If you want to serve climate-friendly meat, it is an idea to look at some of the seasonal game. Autumn has descended on Denmark, and for the Danish hunters -1st of october is a special day of celebration. 1st October is when the hunt really starts, and the hunters can send a lot of meat straight from the wild and into the freezer.
And that is actually good news for the climate. Game meat costs significantly less in the climate account than traditionally produced agricultural meat.
According to a report from the Swedish University of Agriculture, the production of one kilogram of venison costs only half a kilogram of CO2.
This must be seen in relation to the fact that it costs an average of 26 kilos of CO2 to produce 1 kilo of beef – i.e. 52 times as much.
Climate meat
The report looks at protein and carbohydrate sources, and venison is the most climate-friendly of the protein sources in the report.
Even meat substitutes made from, for example, soy and beans are less climate-friendly than game meat.
The substitutes cost as much as chicken, which costs six times as much CO2 as venison.
Hitting the green
According to the report, venison even surpasses several vegetables in terms of climate friendliness.
If you serve your deer with a salad, it is the salad that is the climate culprit in that meal. Salad costs one kilo of CO₂ per kilo of salad.
If the vegetables are flown in, they cost 11 kilos of CO2 for each kilo, which is almost the same as pork.
Game is limited
The very low CO2 costs of wild game can be good to be aware of if you want to make a climate-friendly dinner, but according to professor of climate change and agriculture Jørgen E. Olesen from Aarhus University, this will not solve the problems in relation to the global warming.

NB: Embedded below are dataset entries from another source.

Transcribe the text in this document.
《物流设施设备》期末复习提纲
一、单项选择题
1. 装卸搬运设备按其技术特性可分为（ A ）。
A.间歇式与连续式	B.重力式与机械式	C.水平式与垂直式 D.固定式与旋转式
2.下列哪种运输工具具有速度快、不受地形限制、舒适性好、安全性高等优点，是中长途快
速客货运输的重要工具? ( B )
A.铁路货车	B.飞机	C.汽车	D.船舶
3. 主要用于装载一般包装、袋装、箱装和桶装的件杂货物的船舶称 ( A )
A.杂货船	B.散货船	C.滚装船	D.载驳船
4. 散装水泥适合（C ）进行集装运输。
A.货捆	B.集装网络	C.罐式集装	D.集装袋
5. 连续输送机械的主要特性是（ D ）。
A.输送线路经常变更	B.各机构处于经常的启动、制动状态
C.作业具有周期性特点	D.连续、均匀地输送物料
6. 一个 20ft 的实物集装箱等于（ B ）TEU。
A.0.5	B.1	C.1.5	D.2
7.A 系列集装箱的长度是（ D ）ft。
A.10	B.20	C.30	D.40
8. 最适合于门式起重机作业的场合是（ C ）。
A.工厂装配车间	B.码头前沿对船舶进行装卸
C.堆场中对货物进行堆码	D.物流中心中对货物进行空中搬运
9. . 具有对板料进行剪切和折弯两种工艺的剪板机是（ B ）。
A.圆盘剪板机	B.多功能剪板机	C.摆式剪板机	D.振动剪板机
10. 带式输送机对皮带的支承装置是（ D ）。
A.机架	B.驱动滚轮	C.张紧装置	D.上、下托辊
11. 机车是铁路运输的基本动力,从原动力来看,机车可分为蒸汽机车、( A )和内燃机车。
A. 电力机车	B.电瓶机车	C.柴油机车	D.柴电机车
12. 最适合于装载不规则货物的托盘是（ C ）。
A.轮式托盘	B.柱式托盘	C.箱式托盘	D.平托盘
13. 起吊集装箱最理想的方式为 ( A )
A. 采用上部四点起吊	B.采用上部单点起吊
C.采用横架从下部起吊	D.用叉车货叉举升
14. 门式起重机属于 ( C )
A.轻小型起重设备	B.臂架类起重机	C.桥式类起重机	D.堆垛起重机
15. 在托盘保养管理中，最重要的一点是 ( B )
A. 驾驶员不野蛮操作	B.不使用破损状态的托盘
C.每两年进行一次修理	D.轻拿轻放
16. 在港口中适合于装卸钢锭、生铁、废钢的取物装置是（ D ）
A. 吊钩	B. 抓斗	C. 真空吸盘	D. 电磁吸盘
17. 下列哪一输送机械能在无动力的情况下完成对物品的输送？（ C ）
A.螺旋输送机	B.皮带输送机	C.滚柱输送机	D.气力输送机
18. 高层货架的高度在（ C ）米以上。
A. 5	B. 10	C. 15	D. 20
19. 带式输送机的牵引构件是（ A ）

– No, not enough venison can be supplied at all, but otherwise it is very sensible to utilize the venison. The problem is that we don’t get more game from eating it, he says.
Possible to eat a little more game, but…
However, Jørgen E. Olesen believes that we can eat a bit more game, but it will not be enough to move the big calculation.
– There is some of the game that can be shot a little more, but it is not going to solve all the world’s climate challenges. The amount of farm animals is many times greater than game, he says.
The explanation for venison’s very low CO2 costs lies in the fact that game eats relatively climate-neutral lichen, heather, bark and grass out in nature, while the production of feed for livestock requires large resources.
Game must live wild
If it is fenced or fed game, it shifts the calculation so that the CO2 costs are increased for the game meat.
Game meat makes up only a few percent of the total meat consumption in Sweden, and the report emphasizes, like Jørgen E. Olesen, that it will not be practically possible to substitute the current consumption with game shot in the wild.